Cambridge, Mass. 02138
The Vassall-Craigie-Longfellow House was built in 1759 by John Vassall, a wealthy planter and a Loyalist. Like many of his neighbors on Brattle St. he left Cambridge for Boston in 1774 as the politics of the day forced him to choose sides. His home was then confiscated by Provincial/Revolutionary authorities.
General George Washington began using the Vassall house as his headquarters after arriving in Cambridge and assuming command of the Continental Army in 1775. He resided here from July, 1775 to April of 1776 and it was from here that he planned and led the siege of Boston. When the British Navy finally sailed out of Boston (along with approximately 1100 Loyalists) the war then moved on to New York and General Washington went south.
After the war Andrew Craigie, who was the Apothecary General of the Continental Army, purchased the Vassall home and lived here from 1791. Craigie was a wealthy real estate speculator and made a lot of improvements to the property.

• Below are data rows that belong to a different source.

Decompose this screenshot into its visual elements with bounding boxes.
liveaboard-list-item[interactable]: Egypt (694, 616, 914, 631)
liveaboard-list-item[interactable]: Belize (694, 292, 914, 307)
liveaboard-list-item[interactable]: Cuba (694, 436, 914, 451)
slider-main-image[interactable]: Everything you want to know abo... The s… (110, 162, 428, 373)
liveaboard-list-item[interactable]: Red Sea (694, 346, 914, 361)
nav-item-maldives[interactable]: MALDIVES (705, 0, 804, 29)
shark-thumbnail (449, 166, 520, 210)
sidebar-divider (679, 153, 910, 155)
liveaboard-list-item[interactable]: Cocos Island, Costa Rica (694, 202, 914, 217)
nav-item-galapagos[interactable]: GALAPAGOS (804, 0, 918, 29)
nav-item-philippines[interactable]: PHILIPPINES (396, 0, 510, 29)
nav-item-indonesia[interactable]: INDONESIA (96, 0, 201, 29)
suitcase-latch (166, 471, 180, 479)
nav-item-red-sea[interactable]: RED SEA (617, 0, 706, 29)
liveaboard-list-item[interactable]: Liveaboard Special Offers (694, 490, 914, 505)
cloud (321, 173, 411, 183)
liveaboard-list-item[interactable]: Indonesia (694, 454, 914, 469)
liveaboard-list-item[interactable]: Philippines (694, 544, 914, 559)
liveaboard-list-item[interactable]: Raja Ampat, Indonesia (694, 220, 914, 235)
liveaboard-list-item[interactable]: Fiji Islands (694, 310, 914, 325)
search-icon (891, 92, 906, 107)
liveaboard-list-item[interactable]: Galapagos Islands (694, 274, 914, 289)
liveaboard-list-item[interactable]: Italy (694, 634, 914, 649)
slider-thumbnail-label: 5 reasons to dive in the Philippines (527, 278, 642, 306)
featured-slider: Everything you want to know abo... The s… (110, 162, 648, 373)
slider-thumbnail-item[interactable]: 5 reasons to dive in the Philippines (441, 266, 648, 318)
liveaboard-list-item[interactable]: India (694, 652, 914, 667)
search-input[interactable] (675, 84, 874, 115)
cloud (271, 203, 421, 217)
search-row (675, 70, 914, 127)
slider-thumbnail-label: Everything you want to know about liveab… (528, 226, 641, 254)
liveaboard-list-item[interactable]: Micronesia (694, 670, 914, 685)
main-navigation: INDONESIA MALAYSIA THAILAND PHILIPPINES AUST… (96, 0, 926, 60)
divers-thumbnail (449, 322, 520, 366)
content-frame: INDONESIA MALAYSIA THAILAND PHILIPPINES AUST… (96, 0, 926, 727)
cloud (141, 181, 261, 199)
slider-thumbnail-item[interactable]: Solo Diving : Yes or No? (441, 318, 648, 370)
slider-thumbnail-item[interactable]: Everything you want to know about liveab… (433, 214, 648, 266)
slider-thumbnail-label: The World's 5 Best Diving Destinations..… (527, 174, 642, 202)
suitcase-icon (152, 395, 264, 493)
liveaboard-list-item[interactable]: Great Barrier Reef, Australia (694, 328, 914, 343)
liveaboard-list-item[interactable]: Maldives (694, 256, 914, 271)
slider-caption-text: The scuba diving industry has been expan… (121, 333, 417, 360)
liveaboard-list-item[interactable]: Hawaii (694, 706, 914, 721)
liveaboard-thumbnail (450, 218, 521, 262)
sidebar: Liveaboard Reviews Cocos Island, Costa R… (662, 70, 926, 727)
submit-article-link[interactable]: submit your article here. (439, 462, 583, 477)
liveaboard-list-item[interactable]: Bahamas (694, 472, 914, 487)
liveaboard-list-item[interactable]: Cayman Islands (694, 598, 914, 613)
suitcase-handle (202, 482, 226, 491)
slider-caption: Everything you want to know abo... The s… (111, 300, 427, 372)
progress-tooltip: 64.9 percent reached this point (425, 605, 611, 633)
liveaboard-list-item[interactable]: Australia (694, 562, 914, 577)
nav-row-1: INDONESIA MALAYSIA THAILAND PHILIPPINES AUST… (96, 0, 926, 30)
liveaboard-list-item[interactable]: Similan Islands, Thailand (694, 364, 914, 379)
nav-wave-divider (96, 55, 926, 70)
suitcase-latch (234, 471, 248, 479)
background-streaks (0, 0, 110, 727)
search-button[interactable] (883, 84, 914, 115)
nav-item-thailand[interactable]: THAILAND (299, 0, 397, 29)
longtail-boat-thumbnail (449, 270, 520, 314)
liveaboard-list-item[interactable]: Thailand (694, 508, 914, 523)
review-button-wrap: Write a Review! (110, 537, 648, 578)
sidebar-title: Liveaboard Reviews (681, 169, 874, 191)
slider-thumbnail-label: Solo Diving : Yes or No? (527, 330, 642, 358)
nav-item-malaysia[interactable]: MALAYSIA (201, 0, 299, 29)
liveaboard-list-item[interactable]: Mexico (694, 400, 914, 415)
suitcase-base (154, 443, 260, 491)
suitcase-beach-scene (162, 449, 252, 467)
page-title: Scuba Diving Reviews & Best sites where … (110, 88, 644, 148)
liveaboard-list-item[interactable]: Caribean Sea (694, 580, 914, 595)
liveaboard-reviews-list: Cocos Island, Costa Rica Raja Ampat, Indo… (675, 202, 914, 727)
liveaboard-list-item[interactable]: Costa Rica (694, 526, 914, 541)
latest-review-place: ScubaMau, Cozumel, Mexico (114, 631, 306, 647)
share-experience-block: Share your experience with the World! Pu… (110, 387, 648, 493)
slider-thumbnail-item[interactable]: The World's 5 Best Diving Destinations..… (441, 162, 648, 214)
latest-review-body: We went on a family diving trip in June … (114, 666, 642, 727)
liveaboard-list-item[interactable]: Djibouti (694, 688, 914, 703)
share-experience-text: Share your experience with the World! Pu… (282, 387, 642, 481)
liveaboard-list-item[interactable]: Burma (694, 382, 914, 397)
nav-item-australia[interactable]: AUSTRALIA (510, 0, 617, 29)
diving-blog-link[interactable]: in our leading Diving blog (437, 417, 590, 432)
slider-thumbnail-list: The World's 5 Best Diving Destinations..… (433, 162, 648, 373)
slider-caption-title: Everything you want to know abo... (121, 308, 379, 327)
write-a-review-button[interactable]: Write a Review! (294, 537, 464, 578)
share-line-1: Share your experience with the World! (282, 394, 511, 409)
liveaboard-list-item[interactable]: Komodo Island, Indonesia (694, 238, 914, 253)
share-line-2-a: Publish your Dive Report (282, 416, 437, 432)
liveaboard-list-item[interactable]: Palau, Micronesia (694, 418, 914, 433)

It was Craigie who added on the wings to the home and added an addition onto the back. Craigie lost his fortune and after that the house fell on bad times, eventually being broken up into rooms for rent.

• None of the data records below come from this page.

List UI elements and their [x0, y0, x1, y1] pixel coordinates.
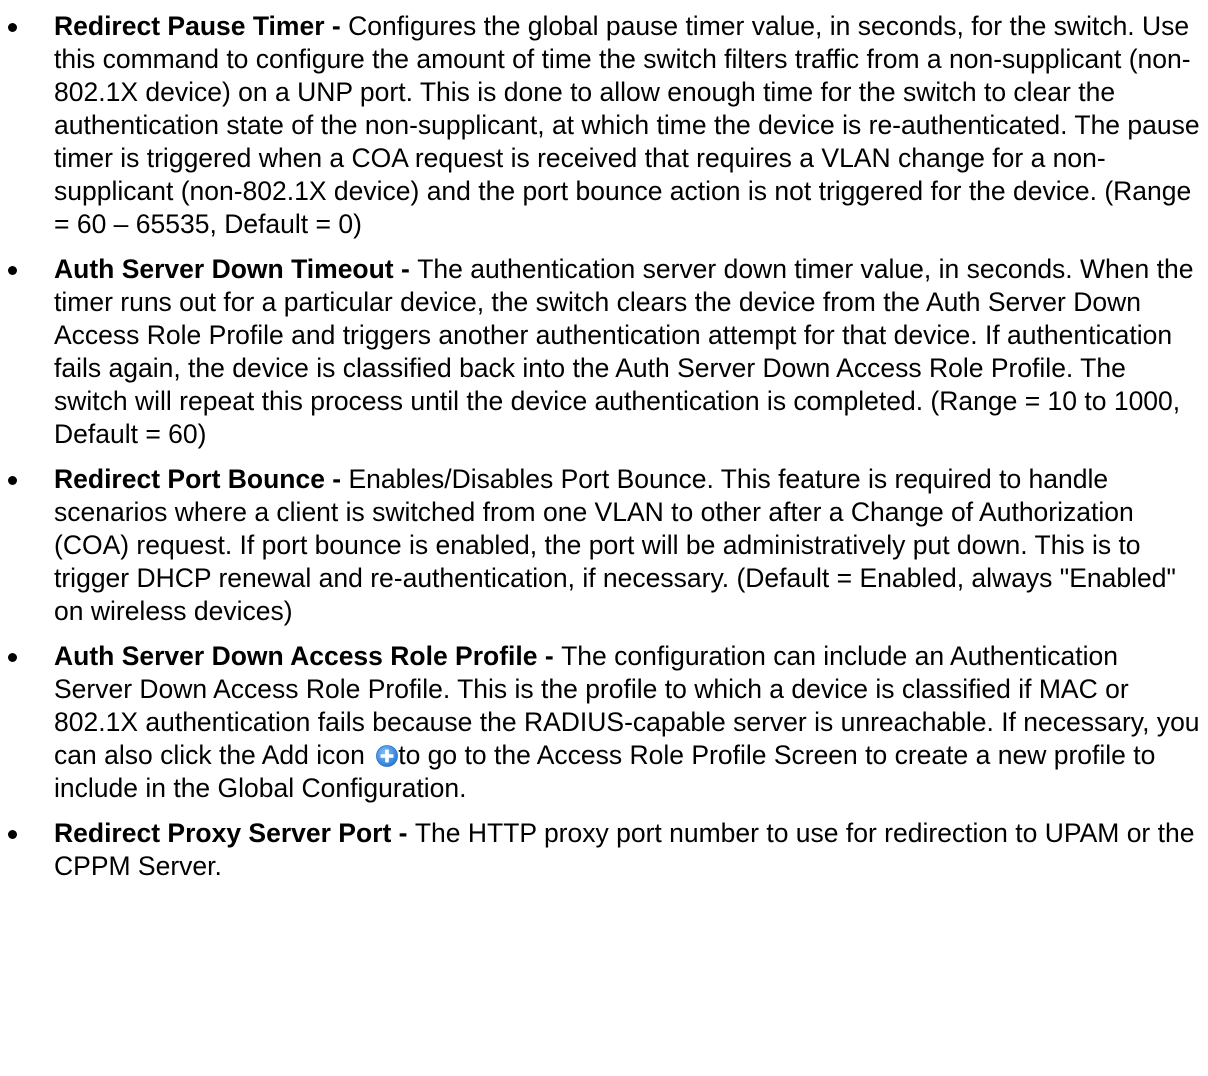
bullet-dot [8, 23, 17, 32]
parameter-list: Redirect Pause Timer - Configures the gl… [0, 10, 1208, 895]
term-label: Redirect Proxy Server Port - [54, 818, 415, 848]
term-label: Auth Server Down Access Role Profile - [54, 641, 562, 671]
bullet-dot [8, 653, 17, 662]
term-label: Auth Server Down Timeout - [54, 254, 418, 284]
term-label: Redirect Port Bounce - [54, 464, 349, 494]
list-item-redirect-port-bounce: Redirect Port Bounce - Enables/Disables … [0, 463, 1208, 628]
bullet-dot [8, 476, 17, 485]
term-label: Redirect Pause Timer - [54, 11, 349, 41]
list-item-auth-server-down-access-role-profile: Auth Server Down Access Role Profile - T… [0, 640, 1208, 805]
bullet-dot [8, 830, 17, 839]
bullet-dot [8, 266, 17, 275]
add-circle-icon [376, 742, 399, 767]
list-item-redirect-proxy-server-port: Redirect Proxy Server Port - The HTTP pr… [0, 817, 1208, 883]
document-page: Redirect Pause Timer - Configures the gl… [0, 0, 1208, 1076]
list-item-auth-server-down-timeout: Auth Server Down Timeout - The authentic… [0, 253, 1208, 451]
term-description: Configures the global pause timer value,… [54, 11, 1200, 239]
list-item-redirect-pause-timer: Redirect Pause Timer - Configures the gl… [0, 10, 1208, 241]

In 1837 the home was purchased as a wedding gift and it's most famous literary occupant moved in - Henry Wadsworth Longfellow. Longfellow, originally of Portland, Maine, was a Professor of Modern Languages at Harvard College. Living in such an historic home certainly inspired Longfellow and it is reflected in his works. One of his most famous poems is "Paul Revere's Ride", which tells the tale of the events that occurred locally April 18-19 in 1775. Longfellow lived here until his death
The Longfellow House can be found just outside of Harvard Square and is owned and managed by the National Park Service. From June 4 to September house tours are offered @ 10:30 and 11:30 a.m. and on the hour from 1:00 p.m. to 4:00 p.m. The grounds are open to the public from dawn to dusk. (The property at one time extended as far as the Charles River).